SIN WAI KIN brings fantasy to life through storytelling in performance, moving images, and ephemera. Their work realises fictional narratives to describe lived realities of desire, identification, and consciousness. For the Turner Prize, Sin presents three films, including A Dream of Wholeness in Parts 2021, in which traditional Chinese philosophy and dramaturgy intersect with contemporary drag, music and poetry; In It’s Always You 2021, the artist adopts the roles of four boyband members, striving to take on the multiplicity of identities that transcend constructed binaries, while Today’s Top Stories, sees Sin playing the character of The Storyteller, posing as a news anchor who recites philosophical propositions on existence, consciousness, naming and identity.

Alex Farquharson, Director of Tate Britain and Co-chair of the Turner Prize 2022 jury, said: “15 years since Turner Prize ventured out of London for the first time to Liverpool, it’s fantastic to see the prize back in the city. This year’s shortlisted artists have delivered a visually exciting, thought-provoking, and wide-ranging exhibition, and I encourage art lovers from across the country to come and see it for themselves.”

Helen Legg, Director of Tate Liverpool and Co-chair of the Turner Prize 2022 jury, said: “I’m excited to be unveiling work by these four outstanding artists at Tate Liverpool for this year’s Turner Prize. This is a diverse group of artists, each with a singular vision, who are all dealing with important issues facing our society today and together their work combines to create a fascinating and vibrant exhibition.”

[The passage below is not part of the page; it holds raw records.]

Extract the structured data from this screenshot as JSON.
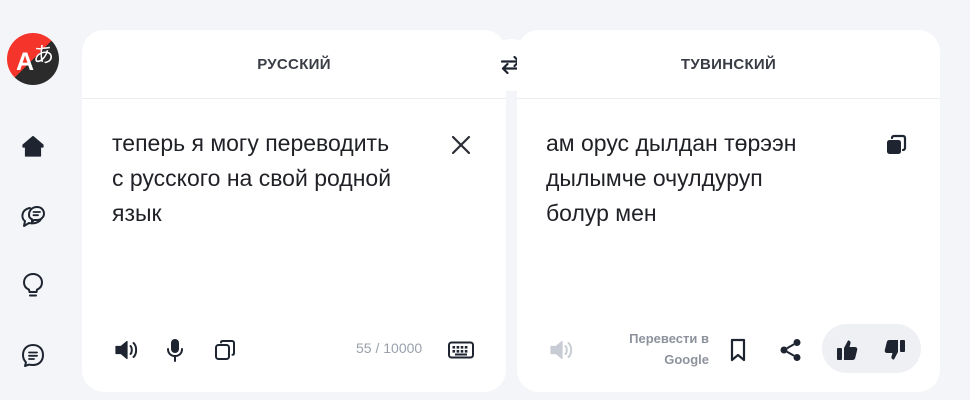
{
  "app": {
    "logo_letters": [
      "A",
      "あ"
    ]
  },
  "sidebar": {
    "items": [
      {
        "name": "home",
        "icon": "home-icon"
      },
      {
        "name": "dialog",
        "icon": "chat-bubbles-icon"
      },
      {
        "name": "ideas",
        "icon": "bulb-icon"
      },
      {
        "name": "documents",
        "icon": "doc-icon"
      }
    ]
  },
  "source": {
    "language": "РУССКИЙ",
    "text": "теперь я могу переводить\nс русского на свой родной\nязык",
    "counter": "55 / 10000"
  },
  "target": {
    "language": "ТУВИНСКИЙ",
    "text": "ам орус дылдан төрээн\nдылымче очулдуруп\nболур мен",
    "google_link": "Перевести в Google"
  },
  "colors": {
    "accent": "#f5352b",
    "icon": "#1e2531",
    "muted": "#c8ccd4",
    "background": "#f4f5f8"
  }
}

The Turner Prize was established in 1984 and is awarded each year to a British artist for an outstanding exhibition or other presentation of their work. The Turner Prize award is £55,000, with £25,000 going to the winner and £10,000 each to the other shortlisted artists.

The members of the Turner Prize 2022 jury are Irene Aristizábal, Head of Curatorial and Public Practice, BALTIC; Christine Eyene, Research Fellow, School of Arts and Media, UCLan; Robert Leckie, Director, Spike Island; and Anthony Spira, Director, MK Gallery.

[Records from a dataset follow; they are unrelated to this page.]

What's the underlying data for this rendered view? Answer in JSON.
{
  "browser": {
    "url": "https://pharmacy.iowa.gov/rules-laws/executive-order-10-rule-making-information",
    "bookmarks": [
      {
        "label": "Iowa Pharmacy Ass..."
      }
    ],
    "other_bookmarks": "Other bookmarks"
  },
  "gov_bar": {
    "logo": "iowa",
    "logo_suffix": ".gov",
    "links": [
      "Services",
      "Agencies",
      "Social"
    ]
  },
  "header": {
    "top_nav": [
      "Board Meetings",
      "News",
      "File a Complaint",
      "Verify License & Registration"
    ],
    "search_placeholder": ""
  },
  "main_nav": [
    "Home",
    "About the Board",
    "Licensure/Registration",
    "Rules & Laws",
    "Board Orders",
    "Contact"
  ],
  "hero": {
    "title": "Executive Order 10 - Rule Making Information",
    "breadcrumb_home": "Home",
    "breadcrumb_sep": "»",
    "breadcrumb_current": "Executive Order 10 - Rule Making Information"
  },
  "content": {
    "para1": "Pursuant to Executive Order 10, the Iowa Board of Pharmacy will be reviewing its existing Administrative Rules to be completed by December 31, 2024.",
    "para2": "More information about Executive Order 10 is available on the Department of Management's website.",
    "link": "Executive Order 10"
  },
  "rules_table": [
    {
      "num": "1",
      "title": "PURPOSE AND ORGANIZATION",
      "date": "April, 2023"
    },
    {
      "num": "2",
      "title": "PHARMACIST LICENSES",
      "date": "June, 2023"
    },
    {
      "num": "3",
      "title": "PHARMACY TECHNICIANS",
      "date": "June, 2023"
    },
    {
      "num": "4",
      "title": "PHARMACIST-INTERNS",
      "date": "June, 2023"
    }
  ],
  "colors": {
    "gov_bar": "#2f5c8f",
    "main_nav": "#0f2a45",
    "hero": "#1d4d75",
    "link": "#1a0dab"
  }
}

The Turner Prize 2022 is curated by Sarah James, Senior Curator, Tate Liverpool, and Matthew Watts, Assistant Curator, Tate Liverpool.

Next year the Turner Prize 2023 will be hosted by Towner Eastbourne as the centrepiece of the gallery’s centenary programme from 28 September 2023 to 14 January 2024.

The Turner Prize 2022 is supported by BNP Paribas with additional support from Taylor Wessing, Avanti West Coast, Mylands, Sennheiser, The John Browne Charitable Trust, The Uggla Family Foundation and Roisin and James Timpson OBE.